Methods: We will administer Healing Encounters and Attitudes Lists (HEAL) and other Patient-Reported Outcomes Measurement Information System (PROMIS) computerized adaptive tests (CATs) to 200 patients who are starting treatment for chronic pain in integrative medicine and conventional medicine settings. Follow-up assessments will be completed two and four months after baseline testing.
Objectives: We aim to:
- Evaluate whether the HEAL CATs predict chronic pain treatment outcomes
- Examine heterogeneity of treatment effects based on HEAL and PROMIS scores in integrative and conventional medicine settings
- Interview patients and their clinicians regarding the utility of HEAL, PROMIS, and a pain log for enhancing communication.
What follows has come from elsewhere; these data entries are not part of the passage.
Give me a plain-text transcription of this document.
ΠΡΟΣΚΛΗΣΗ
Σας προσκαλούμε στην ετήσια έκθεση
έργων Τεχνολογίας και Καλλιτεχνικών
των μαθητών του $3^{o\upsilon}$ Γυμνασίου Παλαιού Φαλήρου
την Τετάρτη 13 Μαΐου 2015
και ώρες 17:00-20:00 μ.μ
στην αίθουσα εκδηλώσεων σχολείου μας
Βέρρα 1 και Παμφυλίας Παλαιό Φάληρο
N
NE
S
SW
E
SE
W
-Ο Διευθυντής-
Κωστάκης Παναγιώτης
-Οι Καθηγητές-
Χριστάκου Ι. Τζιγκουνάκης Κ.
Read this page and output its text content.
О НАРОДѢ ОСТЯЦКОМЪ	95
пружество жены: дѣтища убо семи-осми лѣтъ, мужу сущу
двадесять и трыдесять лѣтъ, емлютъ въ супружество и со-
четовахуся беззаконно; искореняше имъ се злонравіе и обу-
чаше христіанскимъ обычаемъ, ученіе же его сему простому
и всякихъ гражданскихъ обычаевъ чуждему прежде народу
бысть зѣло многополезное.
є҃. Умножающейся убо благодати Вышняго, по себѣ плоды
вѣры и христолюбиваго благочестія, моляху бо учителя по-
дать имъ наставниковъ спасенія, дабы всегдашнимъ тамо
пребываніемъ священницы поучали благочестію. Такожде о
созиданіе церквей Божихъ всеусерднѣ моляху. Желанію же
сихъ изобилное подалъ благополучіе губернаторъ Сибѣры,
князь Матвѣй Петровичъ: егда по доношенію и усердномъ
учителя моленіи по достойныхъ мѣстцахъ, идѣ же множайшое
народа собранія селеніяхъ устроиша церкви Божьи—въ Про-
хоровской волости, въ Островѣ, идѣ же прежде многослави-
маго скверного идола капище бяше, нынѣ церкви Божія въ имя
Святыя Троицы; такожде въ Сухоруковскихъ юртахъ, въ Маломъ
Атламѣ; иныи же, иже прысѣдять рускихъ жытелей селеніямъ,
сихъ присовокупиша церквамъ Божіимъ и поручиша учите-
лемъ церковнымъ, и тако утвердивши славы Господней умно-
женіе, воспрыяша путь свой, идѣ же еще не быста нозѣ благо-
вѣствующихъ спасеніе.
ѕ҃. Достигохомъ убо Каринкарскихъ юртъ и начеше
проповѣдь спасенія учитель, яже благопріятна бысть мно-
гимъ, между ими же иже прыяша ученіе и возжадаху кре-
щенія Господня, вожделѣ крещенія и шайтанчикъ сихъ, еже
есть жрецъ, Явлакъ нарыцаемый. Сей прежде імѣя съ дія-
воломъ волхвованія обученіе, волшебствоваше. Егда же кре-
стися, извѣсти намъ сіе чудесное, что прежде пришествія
Patient Outcomes: We will evaluate factors that may predict which patients judge themselves to be improved, the same, or worsened. Some of the possible factors that may contribute to improvement include HEAL scores, emotional distress at baseline, or the preference for complementary and alternative medicine or conventional treatment. We are also interested in learning whether patients find the assessments to be clear and useful. A subset of 50 patients and approximately 10 clinicians will complete interviews about HEAL and PROMIS questions, and about the pain log developed by our patient advocacy group partner, the American Chronic Pain Association.
Anticipated Impact: By interviewing patients and their healthcare providers, we hope to determine the clarity and acceptability of HEAL and other assessments and to learn whether they enhance patient-provider communication in the clinical partnership.